When they say "complete cessation of services of Your Common Carrier" does this mean only your flight? All of their flights originating at your departure airport? All of their flights at the destination airport? Both? Or does it possibly mean the shut down of all flights of the airline no matter what route? What if your destination airport is accepting local arrivals by your airline but not trans-Atlantic flights? Does that still qualify as a "complete cessation of services"? What if a window opens up and a few flights get in or out but not yours and that window closes again?

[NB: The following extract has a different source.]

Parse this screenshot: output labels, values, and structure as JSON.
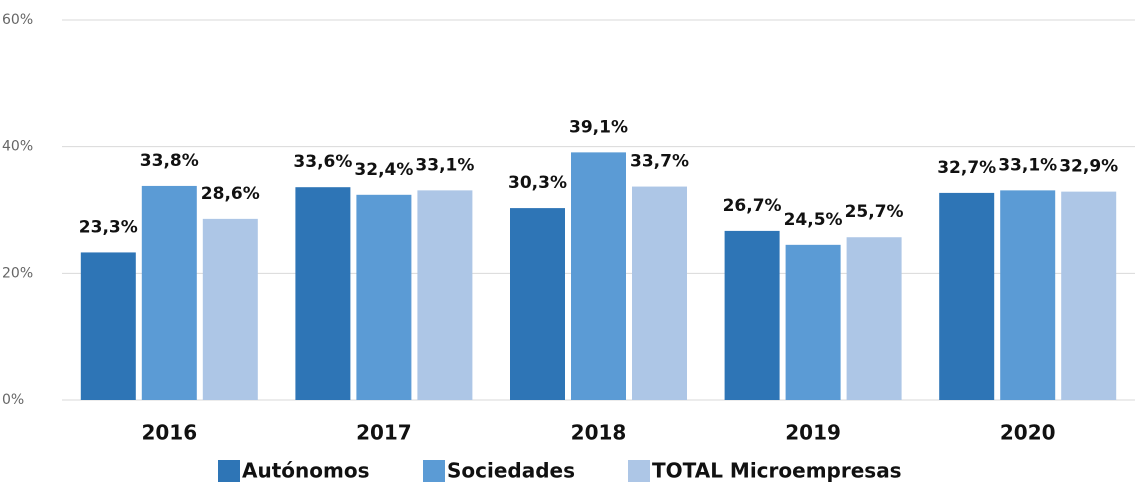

Do you need to wait out a new 12 hours of "complete cessation of services"? I just hate the uncertainty here. Perhaps a quick call to TravelSafe could make this more clear, but if so why not spell it out clearly to begin with?

 

To compare, I find CSA's wording of their covered reasons for trip cancellation to be much more consumer-friendly:

 

"arrangements canceled by an airline, cruise line, or tour operator, resulting from inclement weather, mechanical breakdown of the aircraft, . . ."

 

So if your arrangements are canceled by the airline due to weather (CSA has declared this a weather event) you're good. You're not in the position of having to worry about what's happening to anyone else's flight, only yours.

 

I know I'd rather have a plan with wording similar to CSA's rather than TravelSafe's. I'm not saying TravelSafe won't do right by its clients but the vagueness of the plan wording and the possible loopholes I can see there would be a cause to worry.

 

It's going to take at least weeks before anyone has any real data about how a specific plan handled any particular circumstance.